Après la chute du régime de Zine el-Abidine Ben Ali, des milliers de Tunisiens étaient parvenus jusqu’à la capitale française. Un parcours semé d’embûches, suivi de près par Slate Afrique. Une fois à Paris, à défaut de logements, plusieurs immigrés avaient trouvé refuge dans le parc de la Villette, puis dans le XIXe arrondissement, rue Botzaris, au sein de l’ancien quartier général du Rassemblement constitutionnel démocratique (RCD), l’ex-parti politique du dictateur tunisien déchu.

Environ 80 des Tunisiens arrivés au printemps s’apprêtent à passer l'hiver à Paris.

«Ceux-là vont faire l’expérience de la précarité», prédit Pierre Henry, directeur général de l’association France terre d’asile. 

Pour ces Tunisiens, il reste l’option du retour volontaire.

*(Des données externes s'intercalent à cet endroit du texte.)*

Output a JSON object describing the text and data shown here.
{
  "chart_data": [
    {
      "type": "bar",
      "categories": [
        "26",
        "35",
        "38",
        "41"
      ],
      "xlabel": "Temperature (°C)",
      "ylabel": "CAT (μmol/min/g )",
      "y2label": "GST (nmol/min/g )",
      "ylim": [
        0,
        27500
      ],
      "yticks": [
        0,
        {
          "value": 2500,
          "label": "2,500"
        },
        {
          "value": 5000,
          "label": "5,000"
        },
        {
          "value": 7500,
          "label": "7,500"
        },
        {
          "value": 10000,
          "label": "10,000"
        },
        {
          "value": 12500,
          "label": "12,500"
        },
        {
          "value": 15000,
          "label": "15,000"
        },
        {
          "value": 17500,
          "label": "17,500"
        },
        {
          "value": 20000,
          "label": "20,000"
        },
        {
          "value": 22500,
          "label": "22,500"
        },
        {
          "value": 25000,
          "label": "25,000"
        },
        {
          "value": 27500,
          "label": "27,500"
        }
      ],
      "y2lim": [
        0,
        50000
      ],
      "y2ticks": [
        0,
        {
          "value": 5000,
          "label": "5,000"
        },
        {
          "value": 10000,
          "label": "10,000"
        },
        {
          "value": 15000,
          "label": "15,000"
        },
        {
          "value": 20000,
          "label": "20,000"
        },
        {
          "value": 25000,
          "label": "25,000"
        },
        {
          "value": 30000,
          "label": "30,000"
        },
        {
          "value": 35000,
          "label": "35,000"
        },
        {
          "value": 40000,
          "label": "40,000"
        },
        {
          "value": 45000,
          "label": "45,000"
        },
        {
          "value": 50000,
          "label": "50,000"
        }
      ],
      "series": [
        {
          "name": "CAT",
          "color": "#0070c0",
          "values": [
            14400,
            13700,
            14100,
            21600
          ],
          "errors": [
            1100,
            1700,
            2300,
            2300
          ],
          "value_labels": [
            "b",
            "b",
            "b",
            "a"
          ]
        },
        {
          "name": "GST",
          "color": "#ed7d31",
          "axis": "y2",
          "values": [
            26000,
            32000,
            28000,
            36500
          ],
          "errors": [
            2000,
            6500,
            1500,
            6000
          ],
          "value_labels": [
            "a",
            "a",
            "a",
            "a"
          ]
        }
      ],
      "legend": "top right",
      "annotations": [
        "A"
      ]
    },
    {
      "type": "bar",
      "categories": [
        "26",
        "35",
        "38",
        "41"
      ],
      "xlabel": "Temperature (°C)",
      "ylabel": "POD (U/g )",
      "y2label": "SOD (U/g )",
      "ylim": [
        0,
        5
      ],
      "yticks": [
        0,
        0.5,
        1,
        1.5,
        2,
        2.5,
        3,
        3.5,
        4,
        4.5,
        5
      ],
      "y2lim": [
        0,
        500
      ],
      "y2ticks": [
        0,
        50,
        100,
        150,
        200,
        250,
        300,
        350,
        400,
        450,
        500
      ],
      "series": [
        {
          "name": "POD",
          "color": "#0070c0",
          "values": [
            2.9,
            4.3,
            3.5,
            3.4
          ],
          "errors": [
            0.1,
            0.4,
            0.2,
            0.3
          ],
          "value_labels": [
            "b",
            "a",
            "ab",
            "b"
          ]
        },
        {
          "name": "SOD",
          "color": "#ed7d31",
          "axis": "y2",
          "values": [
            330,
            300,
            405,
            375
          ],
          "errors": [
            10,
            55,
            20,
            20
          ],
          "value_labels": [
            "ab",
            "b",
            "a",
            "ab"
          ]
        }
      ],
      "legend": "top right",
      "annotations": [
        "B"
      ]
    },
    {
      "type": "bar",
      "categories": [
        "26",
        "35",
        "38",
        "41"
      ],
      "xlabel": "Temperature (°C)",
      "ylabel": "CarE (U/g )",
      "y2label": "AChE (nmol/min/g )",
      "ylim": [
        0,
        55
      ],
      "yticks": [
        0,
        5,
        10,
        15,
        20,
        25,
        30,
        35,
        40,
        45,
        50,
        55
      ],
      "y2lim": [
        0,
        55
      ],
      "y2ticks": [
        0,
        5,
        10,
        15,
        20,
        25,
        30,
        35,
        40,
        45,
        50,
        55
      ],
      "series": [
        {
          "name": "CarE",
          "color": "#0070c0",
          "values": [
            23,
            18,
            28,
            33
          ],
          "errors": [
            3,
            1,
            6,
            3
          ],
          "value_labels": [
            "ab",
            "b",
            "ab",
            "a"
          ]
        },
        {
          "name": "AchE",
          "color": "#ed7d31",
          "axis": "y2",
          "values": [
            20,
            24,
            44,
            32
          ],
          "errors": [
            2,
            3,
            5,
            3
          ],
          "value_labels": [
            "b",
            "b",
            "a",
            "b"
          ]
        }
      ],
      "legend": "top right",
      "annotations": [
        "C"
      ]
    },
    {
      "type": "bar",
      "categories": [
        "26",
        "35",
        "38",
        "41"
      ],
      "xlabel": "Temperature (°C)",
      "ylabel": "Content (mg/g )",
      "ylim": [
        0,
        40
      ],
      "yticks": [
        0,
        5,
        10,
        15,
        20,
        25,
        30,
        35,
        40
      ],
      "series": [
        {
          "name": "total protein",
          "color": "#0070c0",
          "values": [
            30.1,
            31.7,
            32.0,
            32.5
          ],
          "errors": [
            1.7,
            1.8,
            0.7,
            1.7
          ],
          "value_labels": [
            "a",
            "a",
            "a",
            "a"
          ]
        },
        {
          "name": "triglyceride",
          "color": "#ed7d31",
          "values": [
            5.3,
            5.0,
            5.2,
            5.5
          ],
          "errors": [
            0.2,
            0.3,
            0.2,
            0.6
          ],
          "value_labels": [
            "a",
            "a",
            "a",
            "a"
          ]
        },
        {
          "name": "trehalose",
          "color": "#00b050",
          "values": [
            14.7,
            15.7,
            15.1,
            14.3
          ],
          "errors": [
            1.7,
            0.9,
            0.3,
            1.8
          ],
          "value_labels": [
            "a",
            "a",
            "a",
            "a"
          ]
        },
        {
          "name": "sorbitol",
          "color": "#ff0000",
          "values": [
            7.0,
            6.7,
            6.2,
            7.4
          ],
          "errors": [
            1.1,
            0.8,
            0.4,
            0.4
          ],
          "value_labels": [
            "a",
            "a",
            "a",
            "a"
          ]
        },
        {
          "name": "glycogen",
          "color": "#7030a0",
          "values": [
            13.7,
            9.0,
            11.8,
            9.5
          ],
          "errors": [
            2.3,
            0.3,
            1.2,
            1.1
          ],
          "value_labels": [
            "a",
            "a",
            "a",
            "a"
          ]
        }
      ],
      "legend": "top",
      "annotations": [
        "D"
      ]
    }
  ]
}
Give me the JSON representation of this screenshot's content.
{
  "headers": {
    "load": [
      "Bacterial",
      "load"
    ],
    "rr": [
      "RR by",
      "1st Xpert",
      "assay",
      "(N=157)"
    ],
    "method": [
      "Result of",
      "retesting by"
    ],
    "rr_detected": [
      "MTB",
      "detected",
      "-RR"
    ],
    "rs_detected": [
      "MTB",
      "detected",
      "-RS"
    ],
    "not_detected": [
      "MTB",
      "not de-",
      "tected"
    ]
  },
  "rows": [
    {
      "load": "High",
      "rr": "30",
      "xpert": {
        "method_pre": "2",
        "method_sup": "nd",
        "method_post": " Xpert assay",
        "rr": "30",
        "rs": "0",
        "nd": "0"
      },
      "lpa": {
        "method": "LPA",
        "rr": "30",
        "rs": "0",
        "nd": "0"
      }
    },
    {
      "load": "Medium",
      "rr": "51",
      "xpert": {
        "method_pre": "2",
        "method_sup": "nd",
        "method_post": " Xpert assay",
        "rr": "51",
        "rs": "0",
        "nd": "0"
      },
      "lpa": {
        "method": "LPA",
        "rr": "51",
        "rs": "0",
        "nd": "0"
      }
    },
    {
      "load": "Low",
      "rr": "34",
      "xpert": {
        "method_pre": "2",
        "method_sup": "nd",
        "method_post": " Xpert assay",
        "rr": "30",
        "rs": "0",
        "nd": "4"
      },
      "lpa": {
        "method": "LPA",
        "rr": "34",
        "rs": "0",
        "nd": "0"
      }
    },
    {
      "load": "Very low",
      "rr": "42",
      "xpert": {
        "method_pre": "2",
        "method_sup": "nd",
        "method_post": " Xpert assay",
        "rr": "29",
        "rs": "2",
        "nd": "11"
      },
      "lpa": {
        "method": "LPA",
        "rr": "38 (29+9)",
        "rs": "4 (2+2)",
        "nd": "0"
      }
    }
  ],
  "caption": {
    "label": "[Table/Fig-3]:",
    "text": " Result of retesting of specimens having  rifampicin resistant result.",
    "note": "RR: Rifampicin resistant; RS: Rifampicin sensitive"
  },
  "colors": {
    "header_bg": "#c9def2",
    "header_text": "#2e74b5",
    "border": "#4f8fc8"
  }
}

L’Office français de l’immigration et de l’intégration (OFII) offre aux migrants souhaitant regagner leur pays un billet d’avion ainsi qu’une enveloppe de 300 euros au titre de l’aide humanitaire au retour.

«Une aide supplémentaire de 700 euros, au titre de l’aide à l’insertion, est accordée par la mairie de Paris aux Tunisiens hébergés à Paris et qui ont obtenu l’aide au retour de l’OFII, précise Pascale Boistard. Nous ne pouvons pas faire profiter les non-Parisiens, cela sortirait des compétences de la municipalité.»

Ces Tunisiens «ont eu le temps de se constituer des réseaux de solidarité. Mais certains d'entre eux vont faire l'expérience de la précarité et de la clandestinité. Ils vont s'ajouter aux familles qui sont laissées à la rue», ajoute le président de France terre d’asile (FTA), Pierre Henry.